Similar to other sedation services around the country, PASS utilizes fellowship trained and board certified pediatric emergency physicians to provide the service. Pediatric emergency physicians have significant training in sedation and routinely provide this service to sick and injured patients in the Emergency Department. PASS allows these physicians to extend this service to other areas of the hospital. The PASS sedation specialists have performed more than 3,500 sedation procedures since the beginning of the service and currently provide more than 90 percent of the sedation that occurs outside of the operating room at Children’s Hospital.
Dr. Connors, President of PASS, continues to visit sedation services in other areas of the country, attend national conferences on pediatric sedation and research protocols to ensure the service at Children’s Hospital performs sedation in the best manner for our patients. After attending a conference in Denver on the subject, Dr. Connors noted, “We were delighted to see that our service at Children’s Hospital is more advanced than most other pediatric sedation services around the country.”

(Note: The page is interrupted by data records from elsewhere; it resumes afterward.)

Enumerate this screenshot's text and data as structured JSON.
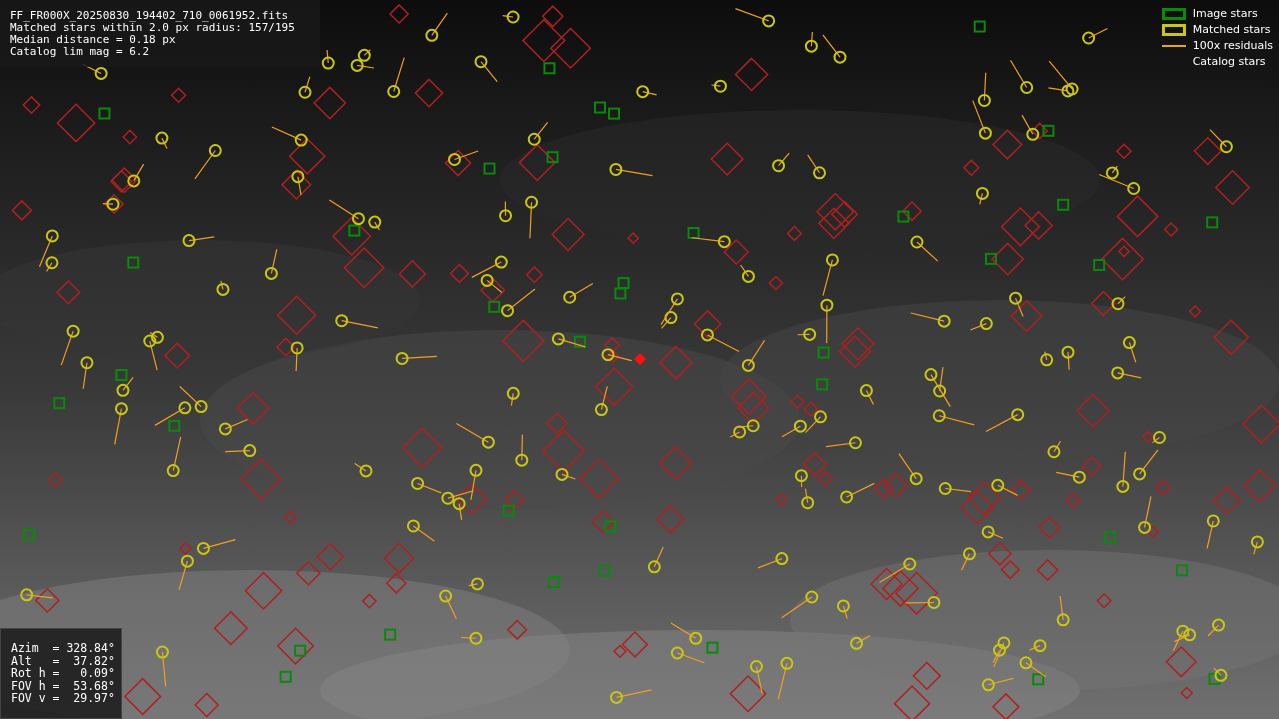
{
  "info_box": {
    "lines": [
      "FF_FR000X_20250830_194402_710_0061952.fits",
      "Matched stars within 2.0 px radius: 157/195",
      "Median distance = 0.18 px",
      "Catalog lim mag = 6.2"
    ]
  },
  "legend": [
    {
      "label": "Image stars"
    },
    {
      "kind": "matched",
      "label": "Matched stars"
    },
    {
      "kind": "residual",
      "label": "100x residuals"
    },
    {
      "kind": "catalog",
      "label": "Catalog stars"
    }
  ],
  "pointing_box": {
    "lines": [
      "Azim  = 328.84°",
      "Alt   =  37.82°",
      "Rot h =   0.09°",
      "FOV h =  53.68°",
      "FOV v =  29.97°"
    ]
  }
}
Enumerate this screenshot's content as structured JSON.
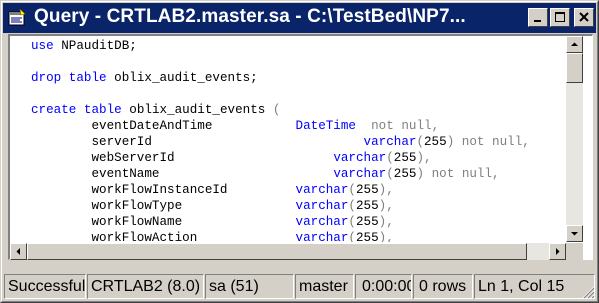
{
  "window": {
    "title": "Query - CRTLAB2.master.sa - C:\\TestBed\\NP7..."
  },
  "icons": {
    "app": "query-window-icon",
    "minimize": "minimize-icon",
    "maximize": "maximize-icon",
    "close": "close-icon",
    "scroll_up": "arrow-up-icon",
    "scroll_down": "arrow-down-icon",
    "scroll_left": "arrow-left-icon",
    "scroll_right": "arrow-right-icon",
    "grip": "size-grip-icon"
  },
  "colors": {
    "titlebar": "#0a246a",
    "keyword": "#0000ff",
    "comment_gray": "#808080",
    "face": "#d4d0c8"
  },
  "editor": {
    "lines": [
      {
        "tokens": [
          {
            "t": "use",
            "c": "kw"
          },
          {
            "t": " NPauditDB;",
            "c": ""
          }
        ]
      },
      {
        "tokens": []
      },
      {
        "tokens": [
          {
            "t": "drop",
            "c": "kw"
          },
          {
            "t": " ",
            "c": ""
          },
          {
            "t": "table",
            "c": "kw"
          },
          {
            "t": " oblix_audit_events;",
            "c": ""
          }
        ]
      },
      {
        "tokens": []
      },
      {
        "tokens": [
          {
            "t": "create",
            "c": "kw"
          },
          {
            "t": " ",
            "c": ""
          },
          {
            "t": "table",
            "c": "kw"
          },
          {
            "t": " oblix_audit_events ",
            "c": ""
          },
          {
            "t": "(",
            "c": "gr"
          }
        ]
      },
      {
        "tokens": [
          {
            "t": "        eventDateAndTime           ",
            "c": ""
          },
          {
            "t": "DateTime",
            "c": "kw"
          },
          {
            "t": "  ",
            "c": ""
          },
          {
            "t": "not null,",
            "c": "gr"
          }
        ]
      },
      {
        "tokens": [
          {
            "t": "        serverId                            ",
            "c": ""
          },
          {
            "t": "varchar",
            "c": "kw"
          },
          {
            "t": "(",
            "c": "gr"
          },
          {
            "t": "255",
            "c": ""
          },
          {
            "t": ") not null,",
            "c": "gr"
          }
        ]
      },
      {
        "tokens": [
          {
            "t": "        webServerId                     ",
            "c": ""
          },
          {
            "t": "varchar",
            "c": "kw"
          },
          {
            "t": "(",
            "c": "gr"
          },
          {
            "t": "255",
            "c": ""
          },
          {
            "t": "),",
            "c": "gr"
          }
        ]
      },
      {
        "tokens": [
          {
            "t": "        eventName                       ",
            "c": ""
          },
          {
            "t": "varchar",
            "c": "kw"
          },
          {
            "t": "(",
            "c": "gr"
          },
          {
            "t": "255",
            "c": ""
          },
          {
            "t": ") not null,",
            "c": "gr"
          }
        ]
      },
      {
        "tokens": [
          {
            "t": "        workFlowInstanceId         ",
            "c": ""
          },
          {
            "t": "varchar",
            "c": "kw"
          },
          {
            "t": "(",
            "c": "gr"
          },
          {
            "t": "255",
            "c": ""
          },
          {
            "t": "),",
            "c": "gr"
          }
        ]
      },
      {
        "tokens": [
          {
            "t": "        workFlowType               ",
            "c": ""
          },
          {
            "t": "varchar",
            "c": "kw"
          },
          {
            "t": "(",
            "c": "gr"
          },
          {
            "t": "255",
            "c": ""
          },
          {
            "t": "),",
            "c": "gr"
          }
        ]
      },
      {
        "tokens": [
          {
            "t": "        workFlowName               ",
            "c": ""
          },
          {
            "t": "varchar",
            "c": "kw"
          },
          {
            "t": "(",
            "c": "gr"
          },
          {
            "t": "255",
            "c": ""
          },
          {
            "t": "),",
            "c": "gr"
          }
        ]
      },
      {
        "tokens": [
          {
            "t": "        workFlowAction             ",
            "c": ""
          },
          {
            "t": "varchar",
            "c": "kw"
          },
          {
            "t": "(",
            "c": "gr"
          },
          {
            "t": "255",
            "c": ""
          },
          {
            "t": "),",
            "c": "gr"
          }
        ]
      }
    ]
  },
  "status": {
    "execution": "Successfull",
    "server": "CRTLAB2 (8.0)",
    "user": "sa (51)",
    "database": "master",
    "elapsed": "0:00:00",
    "rows": "0 rows",
    "position": "Ln 1, Col 15"
  }
}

PASS continues to seek to improve and provide the best sedation service in the country. PASS has joined the Pediatric Sedation Research Consortium (PSRC), a national network of hospitals that share and analyze date related to sedation children. The purpose of the consortium is to allow all sedation providers across the country to improve their practice and increase safety for children receiving sedation. PASS reports each sedation case to the consortium, but data contains no personal identifiers.